The prospect of attending university and furthering her studies served as one of her biggest challenges, trying to grasp the same opportunity her peers had.
“The system did not plan for us to get this far,” she said, referring to the lack of inclusivity for disabled persons in higher institutions of learning.
She went on to say that all degree programmes require you to do internships, in which opportunities are rarely granted to disabled persons, causing an automatic disadvantage.
“It becomes even harder securing a job post studies,” she explained.
“It’s extremely hard to name an organisation or any civil government office that has at least five disabled individuals.”
In most cases, especially in Namibia, parents who have a child with a disability would rather choose to keep their child at home, knowing the basic education system will fail them. They also know their children will face immense social discrimination that if they do happen to make it, companies are closed off to hiring disabled persons either due to the stigma or the absence of equipment and infrastructure to do so.
“It’s one thing to tolerate and a completely different thing to include.”

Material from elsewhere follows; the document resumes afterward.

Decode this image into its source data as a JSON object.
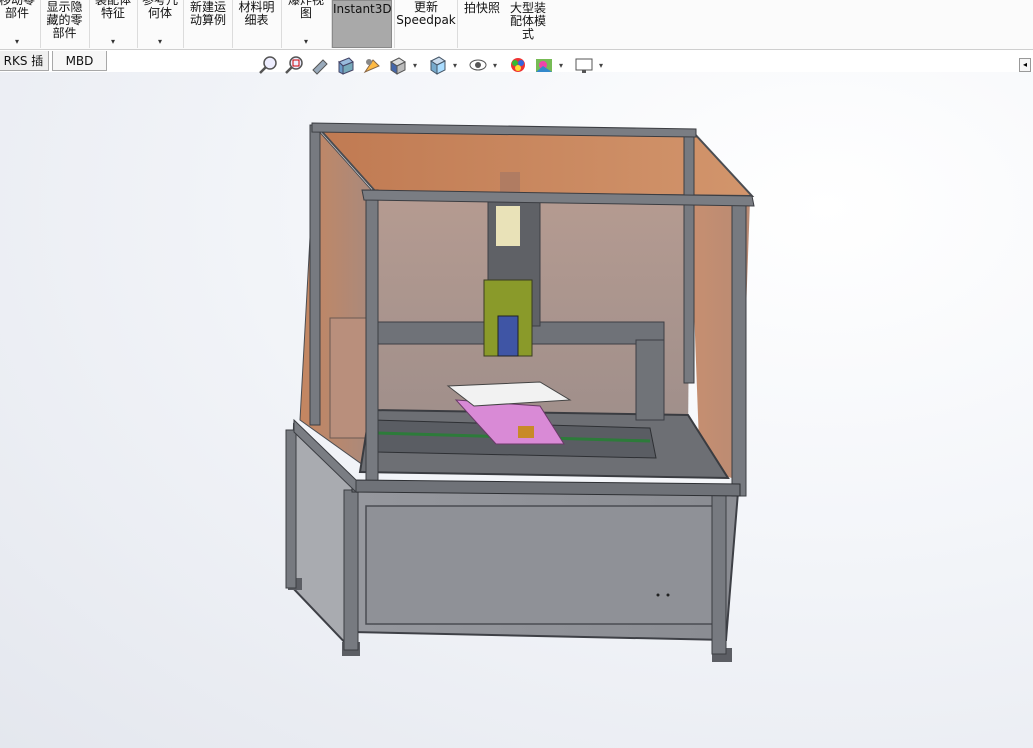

Lucungo added that public offices such as the ministry of home affairs are void of accommodative staff such as frontline workers who can do sign language, and wheelchair accessibility.
“Not all of us enjoy relying on people,” the 18-year-old said.
She added that all she wants is life made easier for disabled persons. The narrative of disability seen as a liability should fall, as people do not deserve to feel like a ‘waste of space’.
The young woman aims to inspire her peers by using all the adversity, scrutiny and hardships along the way to fuel her and shape her to become the successful active member of society she knows she will be.
“You are not a lesser person because of your disability,” she said.
Lucungo is currently embarking on a diploma in counselling at Philippi Trust, and digging deeper into her talents as a singer, songwriter and composer.